Page MenuHomePhabricator
Paste P3299


Authored by RobLa-WMF on Jun 22 2016, 10:04 PM.
Referenced Files
F4193047: ArchCom-RFC-2016W25-irc-E218.txt
Jun 22 2016, 10:04 PM
21:01:31 <brion> #startmeeting ArchCom RFC meeting - Markdown support | Wikimedia meetings channel | Please note: Channel is logged and publicly posted (DO NOT REMOVE THIS NOTE) | Logs:
21:01:31 <wm-labs-meetbot`> Meeting started Wed Jun 22 21:01:31 2016 UTC and is due to finish in 60 minutes. The chair is brion. Information about MeetBot at
21:01:31 <wm-labs-meetbot`> Useful Commands: #action #agreed #help #info #idea #link #topic #startvote.

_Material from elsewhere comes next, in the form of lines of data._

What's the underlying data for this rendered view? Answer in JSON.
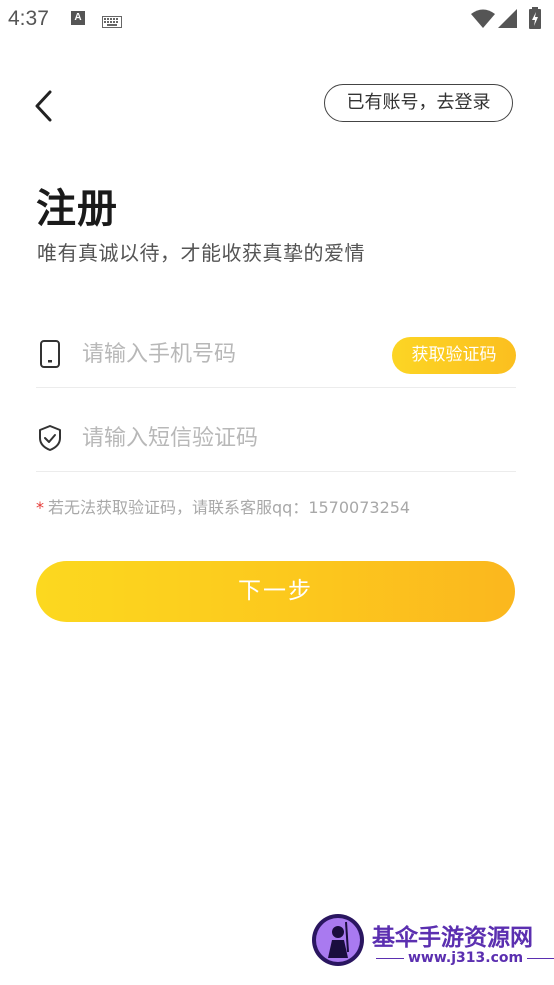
{
  "status_bar": {
    "time": "4:37",
    "a_badge": "A",
    "icons": [
      "a-notification-icon",
      "keyboard-icon",
      "wifi-icon",
      "signal-icon",
      "battery-charging-icon"
    ]
  },
  "header": {
    "back_icon": "chevron-left-icon",
    "login_link": "已有账号，去登录"
  },
  "title": "注册",
  "subtitle": "唯有真诚以待，才能收获真挚的爱情",
  "phone_field": {
    "icon": "phone-icon",
    "placeholder": "请输入手机号码",
    "value": "",
    "get_code_label": "获取验证码"
  },
  "code_field": {
    "icon": "shield-check-icon",
    "placeholder": "请输入短信验证码",
    "value": ""
  },
  "hint": {
    "star": "*",
    "text": "若无法获取验证码，请联系客服qq：1570073254"
  },
  "next_button": "下一步",
  "watermark": {
    "title": "基伞手游资源网",
    "url": "www.j313.com"
  },
  "colors": {
    "accent_start": "#fcd81f",
    "accent_end": "#fbb71e",
    "hint_star": "#e53935",
    "watermark": "#5b2fb0"
  }
}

21:01:31 <wm-labs-meetbot`> The meeting name has been set to 'archcom_rfc_meeting___markdown_support___wikimedia_meetings_channel___please_note__channel_is_logged_and_publicly_posted__do_not_remove_this_note____logs__http___bots_wmflabs_org__wm_bot_logs__23wikimedia_office_'
21:01:46 <brion> i hope that wasn't too many bits for poor meetbot
21:02:19 <robla> #link Phab event for this week's meeting
21:02:40 <brion> #info discussing develop Markdown support strategy for MediaWiki
21:03:20 <robla> #link this week's RFC
21:03:30 * robla wipes brow
21:03:41 <brion> robla, care to chat a bit on the background?
21:04:33 <robla> sure, this is asking "what should our Markdown strategy be?", where pretty much any answer is valid
21:04:56 <brion> :D
21:05:12 <robla> why I'm asking that: there are many, many flavors of "wiki syntax" out there, of which MediaWiki wikitext is only one
21:06:00 <YairRand> (but ours is the _real_ wikisyntax... :P )

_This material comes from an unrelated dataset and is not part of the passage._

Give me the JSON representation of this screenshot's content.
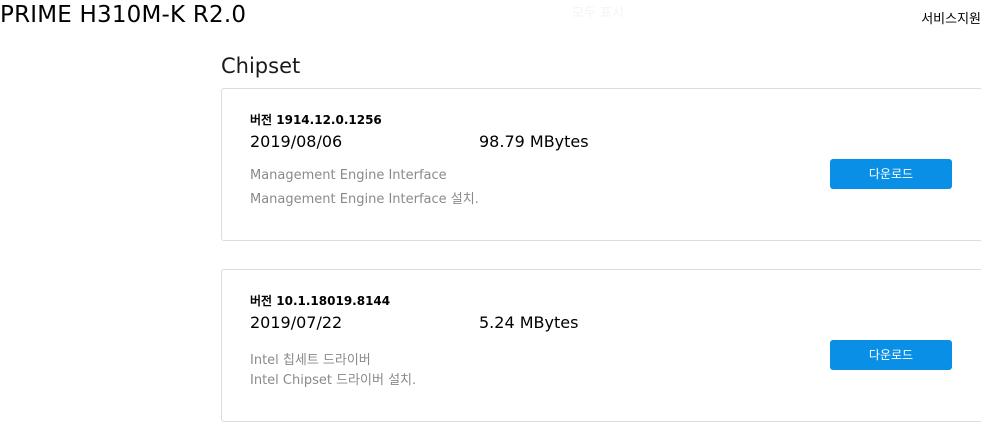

21:06:04 <robla> many implementations claim "Markdown support", which the interpretation varies quite a bit based on implementation
21:06:43 <robla> YairRand: :-D I think that actually gets to the heart of it
21:07:52 <robla> YairRand: do you (or anyone out there) believe that all other implementations will "see the light" and start using our format? should they?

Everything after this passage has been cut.